Two more people have been found dead, following a dam break at an iron ore mine in southeastern Brazil.
"In reality there are a lot more, but we can't confirm any more than that. We don't even know that we'll find everybody," said a spokesman for the fire department on Friday as rescue teams worked through debris from Thursday mudslides in a village near the city of Mariana.
He said the local hospital was "saturated" with mudslide victims, and the new arrivals were being deployed for treatment to the nearby city of Ouro Preto.

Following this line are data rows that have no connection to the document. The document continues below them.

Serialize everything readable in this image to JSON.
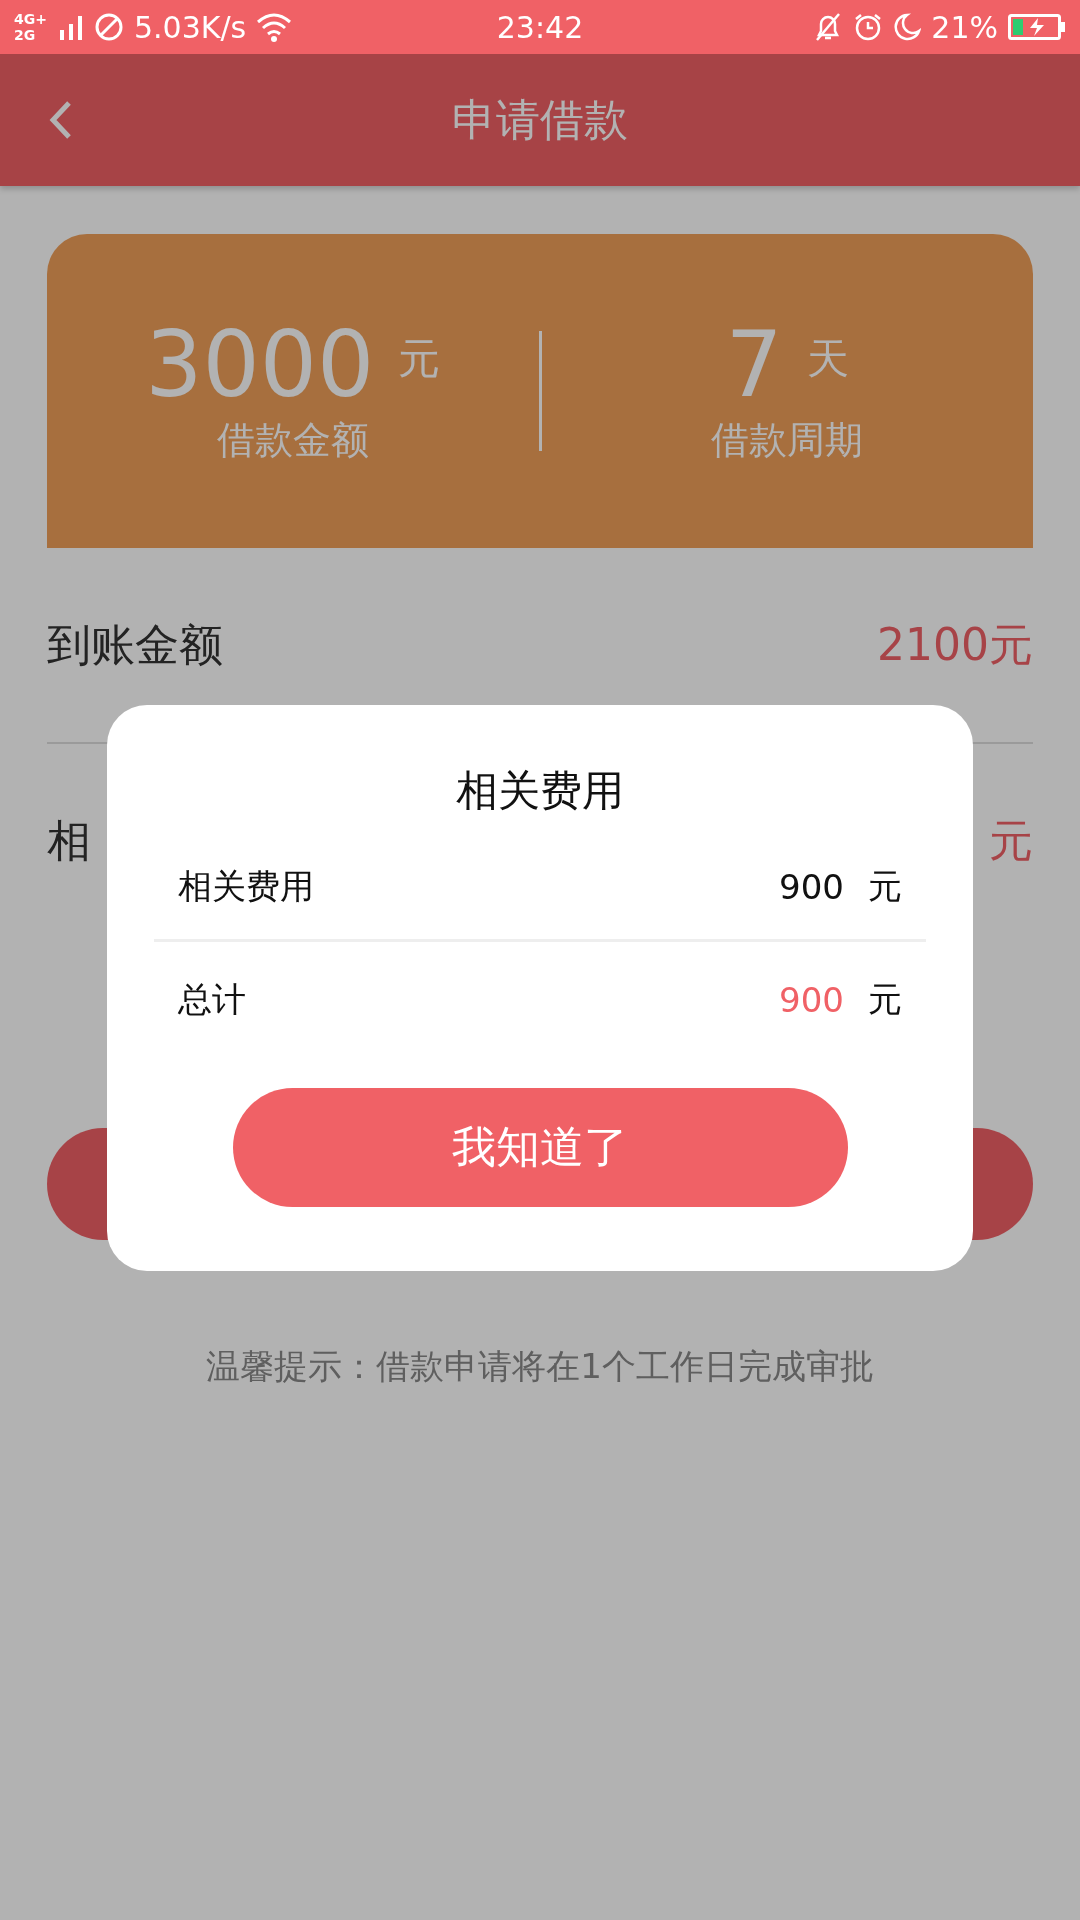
{
  "status_bar": {
    "network": "4G+ 2G",
    "speed": "5.03K/s",
    "time": "23:42",
    "battery": "21%"
  },
  "header": {
    "title": "申请借款"
  },
  "summary": {
    "amount": "3000",
    "amount_unit": "元",
    "amount_label": "借款金额",
    "period": "7",
    "period_unit": "天",
    "period_label": "借款周期"
  },
  "rows": [
    {
      "label": "到账金额",
      "value": "2100元"
    },
    {
      "label": "相",
      "value": "元"
    }
  ],
  "tip": "温馨提示：借款申请将在1个工作日完成审批",
  "dialog": {
    "title": "相关费用",
    "rows": [
      {
        "label": "相关费用",
        "amount": "900",
        "unit": "元",
        "highlight": false
      },
      {
        "label": "总计",
        "amount": "900",
        "unit": "元",
        "highlight": true
      }
    ],
    "button": "我知道了"
  }
}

Television footage from the scene showed the village of Bento Rodrigues devastated after mudslides unleashed waste water when the dam collapsed, leveling trees, tearing roofs off homes and leaving a car precariously perched on top of a wall.
The flood is also said to have reached another village, Paracatú de Baixo, where the inhabitants were being evacuated.
The mayor of Mariana said rescue workers had evacuated hundreds of families to higher ground from the villages.
The Santarem dam in the Germano complex collapsed along with the rupturing of the Fundao dam on Thursday.
The dams were composed principally of sand and inert tailing, a mining waste product of metal filings used to contain water and residue from mining operations.
The head of emergency planning at Samarco, the joint venture company that runs the mine, linked the incident to seismic activity in the area, but the company's press representatives could not confirm the cause of the incident.
Such dams sometimes hold chemicals, adding to fears of potential contamination of the nearby Gualaxo do Norte River.
Samarco officials claimed there were no chemical elements in the dams presenting health risks.
The dams had valid licenses from environmental authorities, who last inspected them in July, according to Samarco.